Franz Peter Kien Paintings of Terezin
My mother was a concentration camp survivor. She spent three years in the concentration camp called Theresienstadt, also known as Terezin, and she and her parents were imprisoned there for three years. Terezin was known for having a lot of artists and musicians. It was used as a model camp to try and show the rest of the world, "Look, we're treating everybody really well." And there was an artist there that acquired potato sack bags and used the bags as canvas to paint these three paintings that I guess are supposed to depict his vision of the camp. The big fear in the camp was if your number got called, that meant that you were going to be sent away, and "away" turned out to be Auschwitz. This artist got sent away to Auschwitz, and when he left, he gave the paintings to my grandfather, said, "Hold on to these, I'll be back for them," and he never made it back. During the remaining time in the camp my grandfather hid them. When my mother and her parents were liberated, he managed to take them with him to their next stop, which was a displaced persons camp, and then from there they emigrated to the United States. And I grew up with these paintings hanging on my family wall.
The paintings are very unusual because of the subject matter--
--and the artist. Franz Peter Kien was a well-known Czech artist for his work in the camp there at Terezin. These things become very difficult to value in a modern sense because they, frankly, they are priceless. They are monuments to man's inhumanity to man. And his work is credited largely for depicting the camp and getting the message out that this was not the model camp, but was actually a tragic situation. We look at the paintings and we notice that he signed his name in different ways on some of the different artworks. But I also found examples of his name being listed several different ways in the histories as well. Holocaust-related material is a very sensitive subject. It's something that comes onto the market very infrequently, and that makes it fairly difficult to value. We've been searching for some comparisons. Most of the man's work is in museums. I believe there are some pieces in Yad Vashem. There really isn't a whole lot to go on as far as a market value. But looking at other artists and other surviving camp material that is documented, we were able to reach a conclusion. But one of the key points in that is the documentation.
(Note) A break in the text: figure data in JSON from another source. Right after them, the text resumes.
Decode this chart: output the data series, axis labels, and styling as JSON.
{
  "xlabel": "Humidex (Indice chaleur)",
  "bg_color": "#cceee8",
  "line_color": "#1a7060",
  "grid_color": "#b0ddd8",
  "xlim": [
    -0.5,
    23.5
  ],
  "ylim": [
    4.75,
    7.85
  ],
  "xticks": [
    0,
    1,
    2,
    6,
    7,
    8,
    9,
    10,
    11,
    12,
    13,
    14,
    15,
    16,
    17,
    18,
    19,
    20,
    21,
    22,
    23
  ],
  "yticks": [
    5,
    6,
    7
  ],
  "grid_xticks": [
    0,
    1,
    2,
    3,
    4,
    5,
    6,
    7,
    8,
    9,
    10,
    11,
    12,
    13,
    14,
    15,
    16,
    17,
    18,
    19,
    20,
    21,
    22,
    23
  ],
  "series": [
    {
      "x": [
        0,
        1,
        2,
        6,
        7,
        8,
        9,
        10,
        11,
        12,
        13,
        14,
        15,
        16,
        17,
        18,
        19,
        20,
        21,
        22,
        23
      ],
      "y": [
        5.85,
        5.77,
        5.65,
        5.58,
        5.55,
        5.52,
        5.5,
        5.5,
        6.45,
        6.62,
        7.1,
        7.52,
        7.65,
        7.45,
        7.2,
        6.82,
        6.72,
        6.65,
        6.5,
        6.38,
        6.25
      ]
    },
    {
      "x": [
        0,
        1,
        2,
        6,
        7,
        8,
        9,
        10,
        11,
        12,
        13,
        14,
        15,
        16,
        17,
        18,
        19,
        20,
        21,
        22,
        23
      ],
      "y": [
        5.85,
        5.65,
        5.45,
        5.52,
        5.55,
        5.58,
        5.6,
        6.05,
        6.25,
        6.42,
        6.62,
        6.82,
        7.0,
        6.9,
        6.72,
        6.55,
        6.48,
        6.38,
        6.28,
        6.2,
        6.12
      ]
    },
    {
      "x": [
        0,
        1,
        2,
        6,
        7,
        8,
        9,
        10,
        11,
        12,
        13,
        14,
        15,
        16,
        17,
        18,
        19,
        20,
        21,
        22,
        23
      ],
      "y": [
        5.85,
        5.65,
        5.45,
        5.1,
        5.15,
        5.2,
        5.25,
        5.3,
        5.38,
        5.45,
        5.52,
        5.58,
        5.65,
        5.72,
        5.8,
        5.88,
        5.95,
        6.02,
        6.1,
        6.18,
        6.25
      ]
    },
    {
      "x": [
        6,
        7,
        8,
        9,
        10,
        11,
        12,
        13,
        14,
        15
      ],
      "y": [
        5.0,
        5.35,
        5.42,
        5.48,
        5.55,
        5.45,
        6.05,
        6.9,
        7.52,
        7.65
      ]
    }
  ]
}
Not only do you have the paintings on potato sacks, but you have the documentation of your family material also. We've got your mother's pass. This is her pass from the displaced persons camp, I believe.
And then a work pass stamped with the appropriate markings. There are people who believe that-- for understandable reasons-- that the buying and selling of anything related to this is profiting from the suffering. But in one great respect, having a value associated with material like this ensures that should this, for some reason, not be in the safe hands of a family, like you, that it will survive to be brought into the hands of responsible custody, and eventually in a place where it can stand as testimony to what these individuals endured and achieve its proper place in history. And in the realm of militaria, we deal with things that are a tangible artifact of tragedy. And that's really what we have here. A lot of the material today on the market that has to do with the Holocaust is actually counterfeit. That tells you several things. First, it's insult to injury for the individuals that survived this. But secondly, it does tell you that there is a demand, that the people who are interested in history, the people who collect World War II memorabilia, and the museums are hungry for artifacts to display to tell this story. I believe that in 2014, an auction estimate for this would have to be in the neighborhood of $10,000 to $15,000 for the three works.
Okay. Yeah, as I said, I feel similarly that it's not a monetary thing. For me, the significance is telling the world what went on. I'm glad that you were able to appreciate the sentiment and the value.